Escherichia coli phagocytosis is influenced by sialic acid moieties. Monocyte‐derived dendritic cells (MDDCs) were treated with sialidase or left untreated, and then incubated or not (control) with E. coli for 1 hr at 4° or 37°. (a) The influence of free sialic acid on phagocytosis was determined by evaluating the phagocytic capacity of MDDCs in the presence or absence of this sugar. Values, representing phagocytosis, calculated as the percentage (%) of the mean fluorescence intensity (MFI; obtained by flow cytometry) normalized with respect to untreated MDDCs incubated without free sialic acid. Values represent the means of at least five independent assays. Statistical significance (**P < 0·001) refers to the difference between sialidase‐treated and untreated MDDCs. (b) The effect of hiding surface α2,6‐linked and α2,3‐linked sialic acids in phagocytosis was determined by incubating untreated MDDCs in the absence (control) or in the presence of Sambucus nigra lectin (SNA) or Maackia amurensis lectin (MAA) blocking lectins. Values represent the means of MFI of at least three independent assays. (c) The influence of ectosialyltransferase activity in phagocytosis was assessed by conducting the assay in the presence or absence of the sialyltransferase substrate, cytidine 5′‐monophospho‐N‐acetylneuraminic acid (CMP‐5‐NeuAc).

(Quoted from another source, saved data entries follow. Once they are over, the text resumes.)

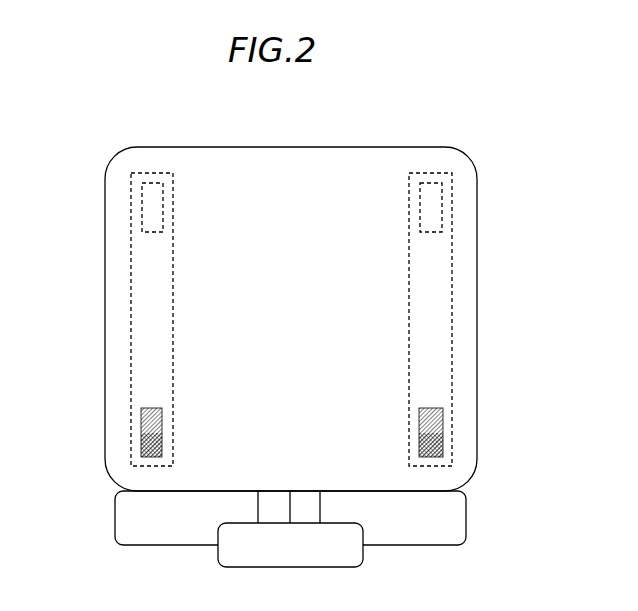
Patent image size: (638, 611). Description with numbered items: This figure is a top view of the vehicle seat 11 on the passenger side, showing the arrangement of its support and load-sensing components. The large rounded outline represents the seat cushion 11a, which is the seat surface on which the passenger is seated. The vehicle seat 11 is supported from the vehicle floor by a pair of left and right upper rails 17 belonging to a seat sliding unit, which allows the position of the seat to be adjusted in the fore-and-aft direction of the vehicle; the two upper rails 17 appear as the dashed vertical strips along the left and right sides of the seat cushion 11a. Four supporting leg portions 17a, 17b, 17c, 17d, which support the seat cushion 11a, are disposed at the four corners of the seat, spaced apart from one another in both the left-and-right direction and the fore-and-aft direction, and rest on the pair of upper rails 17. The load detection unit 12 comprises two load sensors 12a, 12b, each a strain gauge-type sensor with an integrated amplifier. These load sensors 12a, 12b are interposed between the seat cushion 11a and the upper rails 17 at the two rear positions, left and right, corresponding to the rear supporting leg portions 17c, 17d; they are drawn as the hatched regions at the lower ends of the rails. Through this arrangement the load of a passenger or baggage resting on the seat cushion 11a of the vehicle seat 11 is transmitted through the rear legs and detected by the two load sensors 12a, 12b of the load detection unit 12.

The vehicle seat 11 is at (243, 143).
The seat cushion 11a is at (331, 163).
The upper rails 17 is at (142, 307).
The supporting leg portion 17a is at (134, 205).
The supporting leg portion 17b is at (444, 205).
The supporting leg portion 17c is at (136, 447).
The supporting leg portion 17d is at (444, 447).
The load detection unit 12 is at (462, 398).
The load sensor 12a is at (143, 425).
The load sensor 12b is at (442, 422).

Values represent the means of MFI of at least five independent assays. Statistical significance (**P < 0·001) refers to the difference between sialidase‐treated and untreated MDDCs. (d) The participation of sialic acids from E. coli surface on phagocytosis was determined by comparing the capacity of MDDCs to internalize E. coli when sialidase‐treated or left untreated. Values represent the means of MFI of at least three independent assays. Statistical significance (**P < 0·001) refers to the difference between sialidase‐treated and untreated MDDCs.

Figure 5

Sialidase treatment improves the capacity of monocyte‐derived dendritic cells (MDDCs) to phagocytose pathogenic Escherichia coli isolates. MDDCs were sialidase‐treated or left untreated and incubated for 1 hr, at 4° or 37°, with pathogenic E. coli isolates (I, II, III, IV). The phagocytic capacity was evaluated by flow cytometry as the MFI and values obtained at 4° were subtracted. Values represent the means of at least 10 independent assays. Statistical significance (**P < 0·001 or ***P < 0·0001) refers to the difference between sialidase‐treated and untreated MDDCs.

Figure 6

Siat1‐null bone marrow‐derived dendritic cells (BMDCs) have improved phagocytic capacity compared with wild‐type (WT). BMDCs were harvested from Siat1‐null and WT mice and incubated in presence of Escherichia coli, for 1 hr, at 4° and 37°. The data represent the means of the MFI values, obtained by flow cytometry; of at least four independent assays (values obtained at 4° were subtracted). Statistical significance (***P < 0·0001) refers to the difference between WT and Siat1‐null BMDCs.